Si la campagne électorale n'a pas débattu de l'Europe autrement que pour en dénoncer ses nuisances, les équipes partisanes de communication et propagande n'ont jamais poussé les feux de l'analyse de ses inconvénients. S'éloigner des incantations populaires et des assertions définitives de l'establishment libéral permet de deviner un point d'équilibre à partir des réalités. C'est l'ambition de cette brève de comptoir qui explore l'optimisation de nos interdépendances européennes en opposant insuffisances et exagérations des pouvoirs délégués.

Préambule

Peuple souverain, l'expression est illisible. "Souverain" signifie que je tranche et coupe selon mon bon plaisir, selon mon caprice, où et quand je veux. En quelle occasion le "peuple" aurait-il manifesté son caprice ? Si on le voit comme corps politique structuré (ce qui est discutable), on peut le considérer libre et souverain à l'occasion d'un référendum qu'il aurait lui-même convoqué. Le peuple de la Confédération helvétique est en ce sens souverain. Mais cette souveraineté, encore moins son ersatz français, n'induit pas forcément celle du pays appelé à siéger dans les enceintes supranationales de pouvoir où se mesurent justement l'indépendance et la souveraineté. Sauf pour quelques républiques bananières insignifiantes, la souveraineté le cède partout à l'interdépendance, Suisse y comprise. Elle en a vu les limites dans l'attaque anti-évasion fiscale des Etats-Unis. Nos pays dépendent les uns des autres. Il n'est pas un secteur exempt, même celui de la culture.

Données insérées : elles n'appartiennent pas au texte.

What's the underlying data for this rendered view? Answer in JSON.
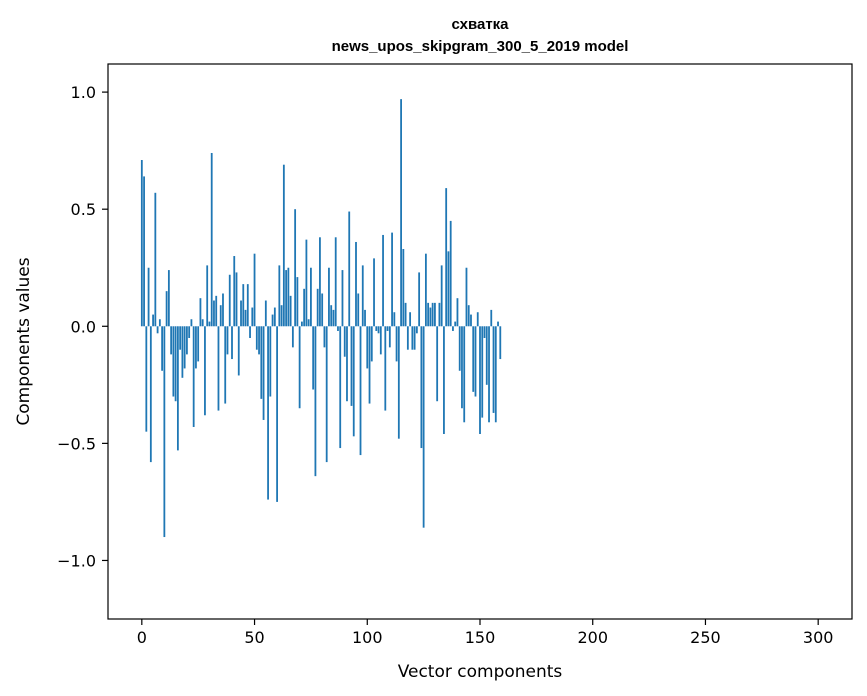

C'est dans ce cadre que s'exerce le principe dit de subsidiarité qui, rappelons-le, conserve par devers soi toutes choses que nous pouvons facilement régler et déporte à un étage supérieur d'autres choses qui se font mieux, voire uniquement, à plusieurs. La dispute européenne tourne autour du principe de subsidiarité. Dans l'Union européenne il est régi par l'article 5-§.3 du Traité de Maastricht : « En vertu du principe de subsidiarité, dans les domaines qui ne relèvent pas de sa compétence exclusive, l'Union intervient seulement si, et dans la mesure où, les objectifs de l'action envisagée ne peuvent pas être atteints de manière suffisante par les États membres, tant au niveau central qu'au niveau régional et local, mais peuvent l'être mieux, en raison des dimensions ou des effets de l'action envisagée, au niveau de l'Union ». Le texte ouvre la porte des ascenseurs : les pays peuvent naturellement faire monter ou descendre des segments économiques ou autres sur l'échelle des dévolutions. Il suffit de s'entendre entre gens de bonne compagnie et ne point claquer les portes comme des enfants insupportables. Qu'est-ce qu'il ne va pas ?
Il y a de quoi, exemples :

Outrances

L'invasion des normes communautaires donne prise aux critiques les plus sévères. Que le marché commun de libre circulation des biens et denrées soit régi par des normes tombe sous le sens ! Surtout si la production d'un segment donné est destinée aussi à la grande exportation. La norme alimentaire ou la composition chimique d'articles d'usage courant sont des garanties de base. Elles boostent la vente. Mais on ne voit pas bien l'utilité de la normalisation des mesures, diamètres et débits en toutes circonstances, voire même celle des espaces pour handicapés, la largeur des corridors d'hôtel. Que des articles "hors-normes" ne puissent pas bénéficier du label "CE" est... normal ! L'article national sera alors labellisé NF, TüV, BS ou UNI de façon lisible et s'il est bon, les consommateurs (et leurs associations de vigilance) l'achèteront, à défaut, le traîneront au tribunal.
Dans le domaine sociétal (les handicapés, les hôtels en font partie), chaque pays doit pouvoir s'organiser au mieux des intérêts et coutumes de sa population. Pourquoi normer à Bruxelles la qualité de l'eau distribuée à la consommation ? Chaque Etat ou région (Land) est capable de publier sa grille physico-chimique de l'eau potable répondant aux normes mondiales de l'OMS et s'il ne surveille pas, il doit être attaqué en justice par ses consommateurs.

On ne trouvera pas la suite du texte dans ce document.